The Gillings study procedure is simple: each home’s well water and household dust are tested for lead, and a phlebotomist — Gibson calls her “the very best phlebotomist that you could ever find” — tests the child’s blood for lead.

She estimates that 15 to 20 Chatham County households have already been tested as part of the project, but the team hopes to test 300 Triangle-area household wells for lead contamination over the next six months.

Though the results are “very preliminary,” Gibson says that approximately one out of every four households tested so far has shown “elevated” water lead levels.

And the research team has detected lead in children’s blood levels, though no child’s blood-lead level has exceeded a threshold of 5 micrograms per deciliter set by the Centers for Disease Control and Prevention, or CDC. If tested lead levels ever reached that level, Gibson says the state health department would begin an investigation into the issue.

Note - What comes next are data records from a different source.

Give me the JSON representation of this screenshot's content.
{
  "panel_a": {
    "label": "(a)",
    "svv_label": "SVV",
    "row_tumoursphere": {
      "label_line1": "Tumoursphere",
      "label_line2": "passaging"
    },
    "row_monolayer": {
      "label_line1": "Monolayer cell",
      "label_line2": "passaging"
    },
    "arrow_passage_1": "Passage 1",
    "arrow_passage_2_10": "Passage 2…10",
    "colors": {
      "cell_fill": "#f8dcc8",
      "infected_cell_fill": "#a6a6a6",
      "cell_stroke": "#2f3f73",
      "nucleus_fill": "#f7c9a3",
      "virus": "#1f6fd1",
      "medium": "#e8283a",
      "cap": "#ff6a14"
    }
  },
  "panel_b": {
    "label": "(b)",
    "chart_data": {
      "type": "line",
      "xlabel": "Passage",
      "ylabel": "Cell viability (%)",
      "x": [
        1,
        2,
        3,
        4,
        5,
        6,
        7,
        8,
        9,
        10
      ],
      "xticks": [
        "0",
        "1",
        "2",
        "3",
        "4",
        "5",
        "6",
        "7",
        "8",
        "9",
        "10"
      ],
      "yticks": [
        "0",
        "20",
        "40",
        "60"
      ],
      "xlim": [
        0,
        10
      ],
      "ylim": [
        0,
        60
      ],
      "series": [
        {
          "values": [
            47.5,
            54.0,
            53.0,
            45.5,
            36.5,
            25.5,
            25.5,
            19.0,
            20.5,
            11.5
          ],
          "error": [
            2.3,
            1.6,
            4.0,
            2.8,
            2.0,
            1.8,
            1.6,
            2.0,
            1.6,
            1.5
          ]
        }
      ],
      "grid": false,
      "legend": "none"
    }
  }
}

“What’s happened over the years is that the CDC keeps lowering its threshold,” she said. “A couple of decades ago it was 50 [micrograms per deciliter], and then they lowered it to 10, and now it’s five. Ideally, we just don’t want children exposed to lead of any sort.”

Elevated lead levels can lead to a permanent loss of IQ and educational setbacks in children.

In addition to UNC professors and students, the team includes an economist from Duke and a criminologist at the University of Pennsylvania because, Gibson says, “childhood exposure to lead can increase the risk of behavioral problems and even juvenile delinquency.”

Chatham resident William Cummings considers himself “lucky” to have participated in a study pioneered jointly by UNC’s Institute for the Environment and Virginia Tech’s College of Engineering.

He received a test of his property’s well water about two months ago as part of the research, which he says revealed that his well water was “crystal clear.”

Cummings lives in Northwest Chatham, near the Chicken Bridge area near the Haw River and works in Pittsboro. He, like Gibson, recommends that residents have their well water tested for peace of mind.

Chatham County residents without young children, or those who would simply rather not participate in the study, still have options for getting their well water tested.

Anne Lowry, Chatham County’s environmental health director, says her staff has collected 79 samples for existing county wells so far this year. The county charges $150 for a full panel water sample well test, which analyzes water for inorganic and bacteriological material, as well as nitrate levels.